消毒を終えると丁寧に絆創膏を貼り付けられた。

「……ありがとう」

「どういたしまして」

言いながら救急箱を整理している豪炎寺をこっそり見上げる。

真剣な横顔に、思わずときめいた。

(……やっぱりかっこいい、よなぁ)

羨ましさ半分にそう考えてから、まるで惚気ているようだと恥ずかしくなった。

勝手に集まってしまった頬の熱をどうにかしたくて気を紛らそうとするも、そうしようとすればするほど、豪炎寺に気が行ってしまい、単純に逆効果。

豪炎寺が立ち上がったのが見えて、少しだけほっとした。

これ以上二人きりでいたら俺の心臓が持たない。

しかし。

「風丸」

名前を呼ばれたので、顔を上げた。

返事をする前に塞がれた唇。

「?!」

てっきり、先に戻っている、だとかそういうことを言うかと思っていたから、本気で驚いてしまう。

呆然としているうちに唇が離される。

そんな俺をよそに豪炎寺は平然と隣に座った。

「……戻らなくていいのかよ」

数秒考えた後に出てきた言葉がそれだった。

嫌だった訳ではないけれど、驚かされたのが少し気に食わなかったから不満気な声色になってしまう。

豪炎寺はさしてそれを気にする風もなく、俺に笑いかけた。

「少しぐらい大丈夫だろ」

「……不真面目」

「仕方ないだろう。
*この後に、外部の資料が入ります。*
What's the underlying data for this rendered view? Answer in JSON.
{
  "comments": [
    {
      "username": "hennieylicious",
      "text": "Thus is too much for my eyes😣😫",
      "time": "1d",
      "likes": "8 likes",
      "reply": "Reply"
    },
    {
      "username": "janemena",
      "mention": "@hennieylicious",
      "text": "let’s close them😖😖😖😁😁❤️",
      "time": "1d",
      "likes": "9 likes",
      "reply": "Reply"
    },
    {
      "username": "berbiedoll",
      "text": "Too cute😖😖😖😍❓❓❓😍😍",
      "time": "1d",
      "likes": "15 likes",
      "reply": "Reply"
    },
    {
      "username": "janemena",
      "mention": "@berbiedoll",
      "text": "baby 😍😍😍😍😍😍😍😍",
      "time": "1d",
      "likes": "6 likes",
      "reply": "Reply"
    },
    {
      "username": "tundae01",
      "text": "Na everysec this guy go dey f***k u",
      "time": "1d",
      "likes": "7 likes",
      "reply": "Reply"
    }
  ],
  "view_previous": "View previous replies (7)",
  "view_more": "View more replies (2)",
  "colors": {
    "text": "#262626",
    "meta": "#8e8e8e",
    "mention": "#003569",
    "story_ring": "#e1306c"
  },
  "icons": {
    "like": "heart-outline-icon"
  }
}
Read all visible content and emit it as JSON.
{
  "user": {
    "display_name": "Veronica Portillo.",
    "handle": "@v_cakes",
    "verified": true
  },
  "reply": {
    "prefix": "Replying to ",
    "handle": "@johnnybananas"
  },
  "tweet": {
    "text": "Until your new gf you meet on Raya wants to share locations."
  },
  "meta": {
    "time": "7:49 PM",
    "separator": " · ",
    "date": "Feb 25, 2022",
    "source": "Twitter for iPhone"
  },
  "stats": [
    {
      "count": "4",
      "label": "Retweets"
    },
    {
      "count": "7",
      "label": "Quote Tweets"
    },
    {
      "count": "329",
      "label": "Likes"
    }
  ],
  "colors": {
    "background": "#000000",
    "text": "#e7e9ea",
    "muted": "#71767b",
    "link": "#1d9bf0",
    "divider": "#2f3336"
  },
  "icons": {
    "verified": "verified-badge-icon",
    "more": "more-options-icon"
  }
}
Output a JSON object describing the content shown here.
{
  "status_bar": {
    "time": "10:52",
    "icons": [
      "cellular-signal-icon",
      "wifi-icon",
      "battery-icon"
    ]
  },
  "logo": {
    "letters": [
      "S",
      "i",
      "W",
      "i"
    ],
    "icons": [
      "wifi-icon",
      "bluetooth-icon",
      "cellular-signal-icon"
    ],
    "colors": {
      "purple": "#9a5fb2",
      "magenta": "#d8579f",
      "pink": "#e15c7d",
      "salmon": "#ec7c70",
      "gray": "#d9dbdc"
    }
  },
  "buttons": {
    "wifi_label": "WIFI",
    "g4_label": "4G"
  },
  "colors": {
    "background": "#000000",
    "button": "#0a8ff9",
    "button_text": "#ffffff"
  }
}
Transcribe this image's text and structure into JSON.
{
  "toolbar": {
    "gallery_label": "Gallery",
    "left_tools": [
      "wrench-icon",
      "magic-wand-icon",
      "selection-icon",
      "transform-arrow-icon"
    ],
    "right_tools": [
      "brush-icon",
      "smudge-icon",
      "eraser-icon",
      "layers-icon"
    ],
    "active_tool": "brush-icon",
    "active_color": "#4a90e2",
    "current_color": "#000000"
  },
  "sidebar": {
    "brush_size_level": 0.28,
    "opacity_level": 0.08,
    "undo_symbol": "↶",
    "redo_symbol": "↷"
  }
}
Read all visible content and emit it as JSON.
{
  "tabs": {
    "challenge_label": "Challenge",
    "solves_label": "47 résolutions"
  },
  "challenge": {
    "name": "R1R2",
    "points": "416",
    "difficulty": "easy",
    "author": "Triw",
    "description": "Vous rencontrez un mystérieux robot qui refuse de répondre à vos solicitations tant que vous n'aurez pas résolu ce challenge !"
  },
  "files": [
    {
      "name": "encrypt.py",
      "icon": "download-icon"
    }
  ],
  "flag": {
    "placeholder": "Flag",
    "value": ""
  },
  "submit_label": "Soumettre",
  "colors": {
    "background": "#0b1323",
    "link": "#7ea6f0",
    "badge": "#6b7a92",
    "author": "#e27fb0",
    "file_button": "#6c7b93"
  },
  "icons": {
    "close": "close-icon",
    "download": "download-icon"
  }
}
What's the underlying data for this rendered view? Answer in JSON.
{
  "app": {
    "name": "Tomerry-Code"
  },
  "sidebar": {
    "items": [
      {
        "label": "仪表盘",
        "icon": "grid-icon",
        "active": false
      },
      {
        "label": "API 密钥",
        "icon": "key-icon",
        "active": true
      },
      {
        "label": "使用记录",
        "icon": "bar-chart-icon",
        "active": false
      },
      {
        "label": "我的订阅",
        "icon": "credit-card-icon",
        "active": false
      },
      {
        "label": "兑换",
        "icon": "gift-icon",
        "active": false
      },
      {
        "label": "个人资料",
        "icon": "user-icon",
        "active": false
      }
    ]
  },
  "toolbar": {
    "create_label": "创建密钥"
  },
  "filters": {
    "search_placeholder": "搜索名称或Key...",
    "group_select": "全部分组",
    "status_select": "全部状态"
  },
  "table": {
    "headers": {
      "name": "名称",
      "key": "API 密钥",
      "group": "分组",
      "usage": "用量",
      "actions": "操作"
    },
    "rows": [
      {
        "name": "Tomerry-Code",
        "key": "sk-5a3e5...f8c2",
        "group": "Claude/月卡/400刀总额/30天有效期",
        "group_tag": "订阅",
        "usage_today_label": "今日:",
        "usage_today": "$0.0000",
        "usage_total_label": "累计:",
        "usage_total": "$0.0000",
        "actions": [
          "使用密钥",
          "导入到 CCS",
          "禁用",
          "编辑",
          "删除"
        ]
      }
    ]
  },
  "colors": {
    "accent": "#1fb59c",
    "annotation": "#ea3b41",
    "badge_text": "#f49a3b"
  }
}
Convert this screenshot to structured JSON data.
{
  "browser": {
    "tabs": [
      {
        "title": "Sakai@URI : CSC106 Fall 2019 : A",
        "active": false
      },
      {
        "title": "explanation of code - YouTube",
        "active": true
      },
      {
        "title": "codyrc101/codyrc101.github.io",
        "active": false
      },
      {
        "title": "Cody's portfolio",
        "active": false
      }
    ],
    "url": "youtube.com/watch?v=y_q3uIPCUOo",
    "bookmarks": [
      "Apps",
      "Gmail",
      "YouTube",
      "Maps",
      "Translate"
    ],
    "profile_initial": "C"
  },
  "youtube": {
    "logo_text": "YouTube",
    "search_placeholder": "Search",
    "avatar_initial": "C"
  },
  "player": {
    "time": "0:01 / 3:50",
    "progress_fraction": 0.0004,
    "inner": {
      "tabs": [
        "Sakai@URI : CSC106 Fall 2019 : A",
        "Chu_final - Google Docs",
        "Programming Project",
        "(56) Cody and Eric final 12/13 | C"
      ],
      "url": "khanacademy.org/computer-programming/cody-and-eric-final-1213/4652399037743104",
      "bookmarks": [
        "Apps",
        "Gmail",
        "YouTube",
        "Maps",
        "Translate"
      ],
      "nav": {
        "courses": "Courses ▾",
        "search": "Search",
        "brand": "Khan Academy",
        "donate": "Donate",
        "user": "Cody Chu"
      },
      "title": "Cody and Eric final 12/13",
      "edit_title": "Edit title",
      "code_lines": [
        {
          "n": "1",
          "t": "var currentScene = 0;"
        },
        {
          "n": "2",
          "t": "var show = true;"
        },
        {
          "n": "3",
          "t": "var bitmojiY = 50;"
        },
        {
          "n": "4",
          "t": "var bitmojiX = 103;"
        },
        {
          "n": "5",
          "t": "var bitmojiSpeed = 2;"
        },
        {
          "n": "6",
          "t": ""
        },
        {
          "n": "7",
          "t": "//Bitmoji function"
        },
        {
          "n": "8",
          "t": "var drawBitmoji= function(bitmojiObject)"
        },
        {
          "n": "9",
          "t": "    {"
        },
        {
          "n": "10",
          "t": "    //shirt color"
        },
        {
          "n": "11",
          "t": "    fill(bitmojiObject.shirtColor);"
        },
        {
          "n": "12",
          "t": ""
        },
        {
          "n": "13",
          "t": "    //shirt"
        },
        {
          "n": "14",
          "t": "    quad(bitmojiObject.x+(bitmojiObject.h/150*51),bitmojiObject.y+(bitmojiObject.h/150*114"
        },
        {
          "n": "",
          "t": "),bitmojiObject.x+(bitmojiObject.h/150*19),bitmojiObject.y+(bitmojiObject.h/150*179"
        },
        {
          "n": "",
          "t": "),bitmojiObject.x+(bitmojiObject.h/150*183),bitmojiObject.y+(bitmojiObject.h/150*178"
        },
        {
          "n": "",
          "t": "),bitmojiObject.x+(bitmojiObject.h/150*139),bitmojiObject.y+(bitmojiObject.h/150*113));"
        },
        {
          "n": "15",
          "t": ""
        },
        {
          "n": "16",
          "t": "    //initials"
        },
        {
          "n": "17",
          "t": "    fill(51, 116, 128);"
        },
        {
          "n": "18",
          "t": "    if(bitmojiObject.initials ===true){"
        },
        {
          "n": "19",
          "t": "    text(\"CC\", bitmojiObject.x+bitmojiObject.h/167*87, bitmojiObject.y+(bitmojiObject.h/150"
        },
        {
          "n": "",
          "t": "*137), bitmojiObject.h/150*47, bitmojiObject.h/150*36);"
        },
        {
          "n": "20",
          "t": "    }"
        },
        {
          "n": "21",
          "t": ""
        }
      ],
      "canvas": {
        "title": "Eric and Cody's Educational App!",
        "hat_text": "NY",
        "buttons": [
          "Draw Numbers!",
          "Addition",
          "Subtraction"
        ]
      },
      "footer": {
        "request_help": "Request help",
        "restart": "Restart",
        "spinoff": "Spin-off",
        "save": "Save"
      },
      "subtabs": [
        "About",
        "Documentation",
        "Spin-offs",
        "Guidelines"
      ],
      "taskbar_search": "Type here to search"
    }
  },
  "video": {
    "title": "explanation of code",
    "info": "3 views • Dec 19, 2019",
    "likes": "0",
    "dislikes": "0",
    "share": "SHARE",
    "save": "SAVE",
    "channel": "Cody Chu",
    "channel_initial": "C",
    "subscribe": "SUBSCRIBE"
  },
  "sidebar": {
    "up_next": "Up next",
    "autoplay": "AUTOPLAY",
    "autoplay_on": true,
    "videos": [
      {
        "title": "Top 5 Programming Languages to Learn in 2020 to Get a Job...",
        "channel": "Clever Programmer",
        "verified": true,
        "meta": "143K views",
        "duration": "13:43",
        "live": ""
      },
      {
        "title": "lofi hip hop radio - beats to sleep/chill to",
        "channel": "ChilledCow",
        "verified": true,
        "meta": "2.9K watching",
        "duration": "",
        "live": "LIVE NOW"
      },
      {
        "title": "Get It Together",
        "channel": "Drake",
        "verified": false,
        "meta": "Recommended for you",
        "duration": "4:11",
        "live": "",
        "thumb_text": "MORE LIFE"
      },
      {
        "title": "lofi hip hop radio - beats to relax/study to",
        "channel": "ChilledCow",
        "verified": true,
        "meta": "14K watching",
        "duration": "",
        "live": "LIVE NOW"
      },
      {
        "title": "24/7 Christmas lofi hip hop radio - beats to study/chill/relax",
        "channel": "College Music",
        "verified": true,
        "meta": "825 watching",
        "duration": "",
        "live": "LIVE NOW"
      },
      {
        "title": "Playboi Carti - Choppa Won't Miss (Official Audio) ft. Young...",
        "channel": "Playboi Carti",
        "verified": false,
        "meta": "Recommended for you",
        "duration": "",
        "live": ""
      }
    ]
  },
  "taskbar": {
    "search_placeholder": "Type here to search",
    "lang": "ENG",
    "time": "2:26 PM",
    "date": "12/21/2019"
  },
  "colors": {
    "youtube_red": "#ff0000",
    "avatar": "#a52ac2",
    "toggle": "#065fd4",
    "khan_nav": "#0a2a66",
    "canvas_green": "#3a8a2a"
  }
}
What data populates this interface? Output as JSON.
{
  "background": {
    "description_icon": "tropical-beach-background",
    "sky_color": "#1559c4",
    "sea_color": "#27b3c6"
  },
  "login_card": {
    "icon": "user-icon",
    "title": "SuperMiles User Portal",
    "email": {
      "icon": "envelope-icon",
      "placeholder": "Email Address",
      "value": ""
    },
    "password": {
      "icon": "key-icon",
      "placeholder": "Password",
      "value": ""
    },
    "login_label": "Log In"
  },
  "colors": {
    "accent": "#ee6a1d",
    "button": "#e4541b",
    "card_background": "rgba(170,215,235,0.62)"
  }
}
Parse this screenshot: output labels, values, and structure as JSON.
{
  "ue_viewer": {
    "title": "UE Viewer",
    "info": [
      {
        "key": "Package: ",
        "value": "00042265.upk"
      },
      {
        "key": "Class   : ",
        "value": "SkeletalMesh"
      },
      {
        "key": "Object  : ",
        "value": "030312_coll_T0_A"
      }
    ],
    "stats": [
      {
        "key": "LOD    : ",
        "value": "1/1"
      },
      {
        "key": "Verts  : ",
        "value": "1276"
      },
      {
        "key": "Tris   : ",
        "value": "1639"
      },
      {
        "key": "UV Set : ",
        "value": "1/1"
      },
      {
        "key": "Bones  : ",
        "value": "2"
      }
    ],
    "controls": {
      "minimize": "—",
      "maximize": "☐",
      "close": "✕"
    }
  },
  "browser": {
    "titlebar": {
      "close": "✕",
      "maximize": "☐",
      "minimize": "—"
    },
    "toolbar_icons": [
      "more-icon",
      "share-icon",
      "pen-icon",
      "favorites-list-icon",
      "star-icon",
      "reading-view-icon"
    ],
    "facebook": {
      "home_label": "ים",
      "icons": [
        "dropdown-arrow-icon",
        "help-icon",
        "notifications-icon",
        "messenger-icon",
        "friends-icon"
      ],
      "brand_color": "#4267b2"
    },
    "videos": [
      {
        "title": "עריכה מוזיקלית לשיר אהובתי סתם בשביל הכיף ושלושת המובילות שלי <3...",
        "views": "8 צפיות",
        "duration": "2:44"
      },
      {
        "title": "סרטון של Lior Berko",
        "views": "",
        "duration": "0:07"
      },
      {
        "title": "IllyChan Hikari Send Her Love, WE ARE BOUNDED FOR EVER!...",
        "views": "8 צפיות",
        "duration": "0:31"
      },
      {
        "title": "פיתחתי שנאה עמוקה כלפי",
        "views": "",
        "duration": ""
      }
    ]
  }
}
嬉しいんだから」

心なしか本当に嬉しそうな声色でそう言われて、何が、と問うた。

「風丸と、二人きりなのが久々だからな」

そう言って豪炎寺は、俺の髪の毛に触れた。

ついさっきまで。

俺も似たようなこと考えていた。

その事実に嬉しくなる。

仕方ないなぁなんて呟いて、俺も少しだけ豪炎寺に近寄った。

唇が触れ合うのを求めていたのは、きっと俺の方だった。